Depuis Guy Debord on sait que la société du spectacle est sœur jumelle de la société de consommation.

Rares sont alors ceux qui ne vont pas à la soupe, si petite soit leur cuillère.

François Fillon a sans doute eu le tort de ne pas prendre assez vite la mesure exacte du vent qui souffle dans les voiles d’une civilisation désarrimée de ses fondements, dont les élus se mirent devant la glace des médias-spectacles. Il en est victime, quoi que l’on puisse penser de ses profits personnels, considérés bien subitement comme des indélicatesses justiciables, alors qu’elles ne furent que les fruits, largement répandus parmi les élus, du système en place. Et  voilà le chrétien naïf, qui de reconnaître ses fautes, en devient le bouc émissaire désigné à la vindicte. Mais pourquoi donc, au nom de quelle peccabilité toute kierkegaardienne, n’a-t-il d’emblée refusé la pertinence des accusations et attaqué le Canard enchaîné en diffamation?

Un bien mauvais candidat à la « soumission »

Il ne reste plus à François Fillon que le courage dont il fait montre et qui le singularise d’une bien-pensance frileuse qui déborde son propre parti.
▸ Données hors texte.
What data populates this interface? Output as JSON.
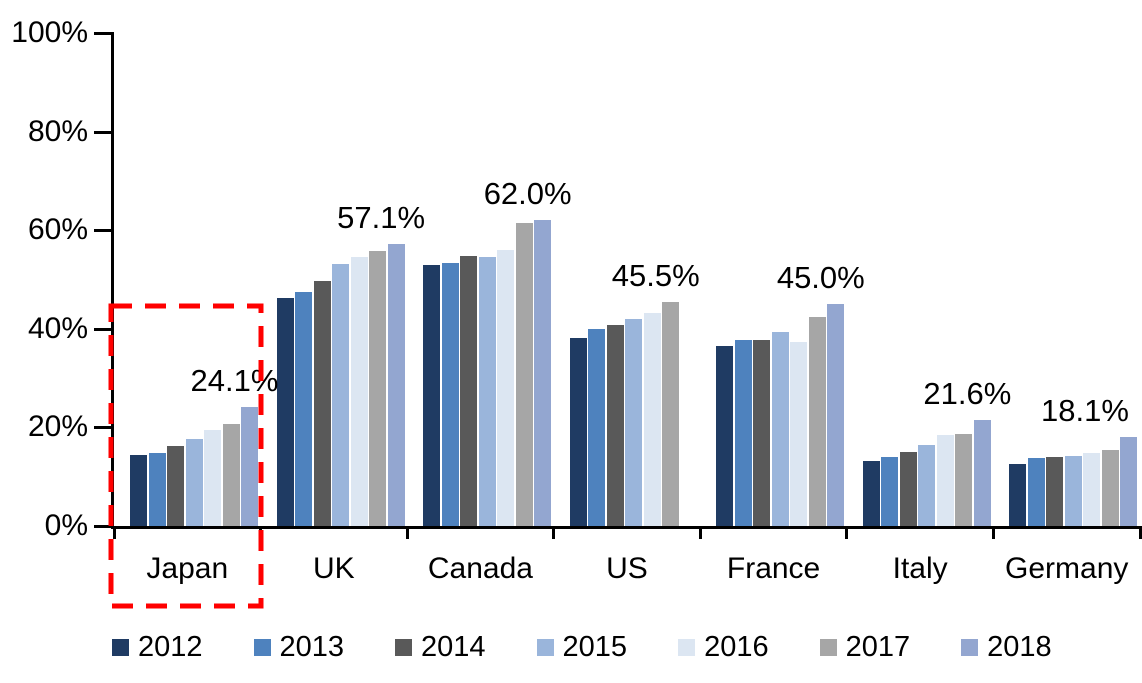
{
  "chart_data": {
    "type": "bar",
    "title": "",
    "categories": [
      "Japan",
      "UK",
      "Canada",
      "US",
      "France",
      "Italy",
      "Germany"
    ],
    "series": [
      {
        "name": "2012",
        "color": "#1F3B63",
        "values": [
          14.5,
          46.2,
          52.9,
          38.2,
          36.6,
          13.2,
          12.6
        ]
      },
      {
        "name": "2013",
        "color": "#4E82BE",
        "values": [
          14.8,
          47.5,
          53.3,
          39.9,
          37.8,
          13.9,
          13.7
        ]
      },
      {
        "name": "2014",
        "color": "#595959",
        "values": [
          16.3,
          49.7,
          54.7,
          40.8,
          37.7,
          15.0,
          14.0
        ]
      },
      {
        "name": "2015",
        "color": "#9AB5DB",
        "values": [
          17.7,
          53.1,
          54.5,
          42.0,
          39.3,
          16.5,
          14.3
        ]
      },
      {
        "name": "2016",
        "color": "#DCE6F2",
        "values": [
          19.5,
          54.5,
          56.0,
          43.3,
          37.3,
          18.5,
          14.8
        ]
      },
      {
        "name": "2017",
        "color": "#A6A6A6",
        "values": [
          20.7,
          55.7,
          61.5,
          45.5,
          42.3,
          18.7,
          15.4
        ]
      },
      {
        "name": "2018",
        "color": "#93A6D0",
        "values": [
          24.1,
          57.1,
          62.0,
          null,
          45.0,
          21.6,
          18.1
        ]
      }
    ],
    "data_labels": [
      "24.1%",
      "57.1%",
      "62.0%",
      "45.5%",
      "45.0%",
      "21.6%",
      "18.1%"
    ],
    "ylim": [
      0,
      100
    ],
    "yticks": [
      {
        "label": "0%",
        "value": 0
      },
      {
        "label": "20%",
        "value": 20
      },
      {
        "label": "40%",
        "value": 40
      },
      {
        "label": "60%",
        "value": 60
      },
      {
        "label": "80%",
        "value": 80
      },
      {
        "label": "100%",
        "value": 100
      }
    ],
    "grid": false,
    "legend": {
      "position": "bottom",
      "entries": [
        "2012",
        "2013",
        "2014",
        "2015",
        "2016",
        "2017",
        "2018"
      ]
    },
    "annotation": {
      "highlighted_category": "Japan",
      "shape": "dashed-rectangle",
      "color": "#FF0000"
    }
  }
}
Aussi sont-ils  nombreux  ceux qui désertent celui dont ils pensent qu’il les enfermerait dans un nouveau Massada au nom d’une « certaine idée de la France ».

C’est cette « idée de la France », symbole gaullien de la Résistance qu’il fera résonner au Trocadéro sous une pluie battante, et c’est au nom de cette même Résistance qu’il est le seul à dénoncer la montée de  « l’islamo-fascisme. »

Un bien mauvais candidat à la soumission que les tenants d’une mondialisation égalitariste et asservissante tiennent pour négligeable.